Bull Cutten, who has been an independent trader for 26 years and has never lost as much money as he has made, was ostensibly writing an autobiographical narrative, "The Story of a Speculator." The first of three installments told of his boyhood in Guelph, Ont. his going to Chicago, his first contacts with the Pit and how he learned to "sweat blood" when prices moved against him. But woven through the story was his defense of speculation, his malediction of all regulations that impede it.

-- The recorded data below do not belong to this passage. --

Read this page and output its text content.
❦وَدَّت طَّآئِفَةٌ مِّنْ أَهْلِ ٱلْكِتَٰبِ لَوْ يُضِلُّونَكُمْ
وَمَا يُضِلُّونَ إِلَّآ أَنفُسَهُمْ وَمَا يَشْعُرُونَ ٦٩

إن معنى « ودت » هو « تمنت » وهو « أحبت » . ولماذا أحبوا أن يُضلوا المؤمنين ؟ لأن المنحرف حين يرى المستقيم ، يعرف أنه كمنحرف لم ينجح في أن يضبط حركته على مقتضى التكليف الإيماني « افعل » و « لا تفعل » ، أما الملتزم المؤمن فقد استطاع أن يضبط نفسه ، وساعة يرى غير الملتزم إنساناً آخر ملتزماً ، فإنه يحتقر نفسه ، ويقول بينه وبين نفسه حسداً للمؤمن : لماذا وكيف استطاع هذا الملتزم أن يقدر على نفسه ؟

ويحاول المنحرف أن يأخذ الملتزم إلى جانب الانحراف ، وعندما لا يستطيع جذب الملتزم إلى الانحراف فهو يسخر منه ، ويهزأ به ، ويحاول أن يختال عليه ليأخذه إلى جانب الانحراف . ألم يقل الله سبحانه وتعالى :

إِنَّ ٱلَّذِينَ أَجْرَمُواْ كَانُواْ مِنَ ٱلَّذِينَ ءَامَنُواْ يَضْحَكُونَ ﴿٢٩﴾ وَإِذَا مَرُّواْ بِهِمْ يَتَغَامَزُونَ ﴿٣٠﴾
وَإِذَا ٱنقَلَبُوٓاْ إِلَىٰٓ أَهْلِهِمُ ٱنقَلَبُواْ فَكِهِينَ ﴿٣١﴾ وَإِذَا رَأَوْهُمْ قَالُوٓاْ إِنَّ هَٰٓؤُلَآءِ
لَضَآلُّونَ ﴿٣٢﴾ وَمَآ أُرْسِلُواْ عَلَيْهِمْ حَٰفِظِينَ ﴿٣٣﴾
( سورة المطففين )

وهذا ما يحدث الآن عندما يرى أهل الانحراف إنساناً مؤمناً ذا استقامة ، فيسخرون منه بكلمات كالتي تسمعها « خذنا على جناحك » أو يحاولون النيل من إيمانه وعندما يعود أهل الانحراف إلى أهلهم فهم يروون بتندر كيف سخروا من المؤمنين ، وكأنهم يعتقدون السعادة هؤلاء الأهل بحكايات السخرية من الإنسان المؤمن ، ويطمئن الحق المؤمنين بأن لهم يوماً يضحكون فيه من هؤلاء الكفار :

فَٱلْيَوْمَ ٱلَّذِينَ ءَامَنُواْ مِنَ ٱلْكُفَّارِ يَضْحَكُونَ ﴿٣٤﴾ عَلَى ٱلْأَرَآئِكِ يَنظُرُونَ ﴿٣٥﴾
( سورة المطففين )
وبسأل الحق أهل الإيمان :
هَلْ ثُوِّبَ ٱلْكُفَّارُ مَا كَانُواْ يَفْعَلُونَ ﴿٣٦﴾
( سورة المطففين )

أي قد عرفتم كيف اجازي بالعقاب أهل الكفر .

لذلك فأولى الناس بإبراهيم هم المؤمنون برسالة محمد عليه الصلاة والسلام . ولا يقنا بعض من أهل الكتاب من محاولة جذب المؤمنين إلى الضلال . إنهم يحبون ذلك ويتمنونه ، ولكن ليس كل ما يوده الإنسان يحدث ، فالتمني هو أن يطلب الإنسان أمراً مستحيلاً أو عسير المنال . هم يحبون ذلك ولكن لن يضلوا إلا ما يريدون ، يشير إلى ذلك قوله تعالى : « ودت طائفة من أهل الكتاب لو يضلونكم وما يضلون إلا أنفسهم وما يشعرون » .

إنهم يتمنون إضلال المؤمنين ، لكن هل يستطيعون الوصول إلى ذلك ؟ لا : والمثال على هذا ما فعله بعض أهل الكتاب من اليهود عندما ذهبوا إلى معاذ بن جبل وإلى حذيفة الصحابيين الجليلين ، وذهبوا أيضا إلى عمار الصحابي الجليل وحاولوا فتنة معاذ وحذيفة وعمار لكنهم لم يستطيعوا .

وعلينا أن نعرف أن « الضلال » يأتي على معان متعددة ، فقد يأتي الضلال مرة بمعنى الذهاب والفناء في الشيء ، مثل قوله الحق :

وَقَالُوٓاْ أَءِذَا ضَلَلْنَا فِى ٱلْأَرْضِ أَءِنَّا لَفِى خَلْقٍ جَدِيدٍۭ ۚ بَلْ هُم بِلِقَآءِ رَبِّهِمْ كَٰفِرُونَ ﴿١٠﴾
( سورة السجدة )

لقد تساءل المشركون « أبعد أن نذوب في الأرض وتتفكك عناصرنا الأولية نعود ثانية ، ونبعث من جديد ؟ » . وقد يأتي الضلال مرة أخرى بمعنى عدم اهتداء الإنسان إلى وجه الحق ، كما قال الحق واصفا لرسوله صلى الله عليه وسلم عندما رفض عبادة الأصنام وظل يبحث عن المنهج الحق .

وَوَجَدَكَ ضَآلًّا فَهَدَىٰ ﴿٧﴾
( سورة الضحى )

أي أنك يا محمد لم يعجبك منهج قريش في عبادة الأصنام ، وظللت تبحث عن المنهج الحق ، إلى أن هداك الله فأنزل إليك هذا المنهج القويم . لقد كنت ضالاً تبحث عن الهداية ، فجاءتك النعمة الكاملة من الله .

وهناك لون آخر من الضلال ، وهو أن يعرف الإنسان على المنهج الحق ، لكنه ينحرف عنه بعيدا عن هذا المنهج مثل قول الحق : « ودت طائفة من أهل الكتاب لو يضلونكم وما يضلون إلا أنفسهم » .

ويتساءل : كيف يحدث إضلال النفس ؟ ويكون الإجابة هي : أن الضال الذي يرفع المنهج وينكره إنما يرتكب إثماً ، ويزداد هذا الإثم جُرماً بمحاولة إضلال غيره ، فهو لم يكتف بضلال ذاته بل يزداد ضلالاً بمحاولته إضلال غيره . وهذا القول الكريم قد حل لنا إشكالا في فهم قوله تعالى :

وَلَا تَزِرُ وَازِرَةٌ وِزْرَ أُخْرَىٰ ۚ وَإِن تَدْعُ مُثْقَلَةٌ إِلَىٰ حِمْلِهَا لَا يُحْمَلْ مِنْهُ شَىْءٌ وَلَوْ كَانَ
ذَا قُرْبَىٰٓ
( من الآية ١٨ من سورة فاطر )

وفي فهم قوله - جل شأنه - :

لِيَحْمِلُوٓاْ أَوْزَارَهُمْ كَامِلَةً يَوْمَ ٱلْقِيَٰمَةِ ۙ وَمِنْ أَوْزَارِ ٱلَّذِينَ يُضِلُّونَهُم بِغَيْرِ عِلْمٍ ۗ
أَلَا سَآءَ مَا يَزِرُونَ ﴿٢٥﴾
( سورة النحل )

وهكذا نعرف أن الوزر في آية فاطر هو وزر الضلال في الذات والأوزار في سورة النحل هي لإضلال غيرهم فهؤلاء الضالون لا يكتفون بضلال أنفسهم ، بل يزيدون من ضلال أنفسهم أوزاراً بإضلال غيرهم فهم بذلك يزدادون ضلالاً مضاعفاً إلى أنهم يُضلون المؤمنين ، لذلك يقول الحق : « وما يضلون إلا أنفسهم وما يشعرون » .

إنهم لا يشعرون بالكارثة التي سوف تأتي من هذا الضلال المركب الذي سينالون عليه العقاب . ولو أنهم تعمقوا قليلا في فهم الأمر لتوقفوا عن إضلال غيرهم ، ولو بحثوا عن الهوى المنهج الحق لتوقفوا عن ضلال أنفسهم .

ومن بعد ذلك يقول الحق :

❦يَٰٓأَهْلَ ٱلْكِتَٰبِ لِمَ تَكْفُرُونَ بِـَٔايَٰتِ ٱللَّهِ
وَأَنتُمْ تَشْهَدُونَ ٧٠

At present the chief restrictions to speculation in the Pit are the taxes which make "scalping" (small, quick trading) difficult, and the rule that all transactions of over 500.000 bu. must be reported. When Farm Board operations were at their height many speculators gave up trading in the Pit because prices were no longer subject to natural movements. Bull Cutten had his first experience with regulation in 1926. He had bought tremendous amounts of wheat and felt that "events were justifying the judgment of conditions I had formed months before when I had taken my position. By every right of commerce I was entitled to a profit on my transaction for the risk I had taken." The Board of Trade, however, forced him to sell some of his holdings because the Grain Futures Administration had said they were too large. At the news "Cutten is unloading," the price, of course, broke sharply. Last week Speculator Cutten observed: "Since that day the trend of wheat prices has been steadily downward. . . . The state of the market is attributable to Government action . . . [and] due to the fact that speculators have been frightened or driven away from it. What speculation has been done has been carried on largely by Government bureaucrats using the taxpayers' money. If men seeking a profit had been using those millions, a real benefit might have accrued to the nation." Foes of stock speculation claim that a few insiders deceive and mulct the public. Foes of commodity speculation claim that in bull markets the price of foods is lifted beyond reason, while in bear markets the farmers are cheated of their just returns. Professional speculators in all cases insist that they are needed to maintain an active market, necessary in stocks for investors and in commodities for merchants who must hedge their purchases of raw materials. Speculator Cutten, well aware that further regulation threatens the wheat pit, which "is for me as the deck of his ship to a sailor," insisted: "Speculation is wrong when it is done with other people's money, but who other than the speculators are going to assume the necessary risks of commerce which cannot and should not be borne entirely by the merchants? Do not tell yourselves that we can dispense with these risks. They are part of existence on earth."
*One of the first things Speculator Cutten learned in the Pit was the code by which traders would signal their clerks what was going on. Rapid rotation of the fists upward meant selling. This, followed by a flex of the arm and a slap of the biceps would mean "selling by Armour." Popular signs at present: a finger on the nose refers to Uhlmann Grain Co.; holding up a package of cigarets refers to Rice & Co., because traders see a resemblance between Dan Rice and a camel; a quick jerk of the arm as if drinking refers to Stein, Alstrin & Co.; crossed arms refers to Jackson Bros., Boesel & Co., perhaps because crossed arms may signify two brothers; using the hands as if breaking a stick used to refer to Bendit & Co. but now means James E. Bennett & Co.; to put a forefinger in the mouth and bite it refers to J. J. Bittel; to draw one's hands over an imaginary tremendous stomach refers to Fred Lewis of F. S. Lewis & Co.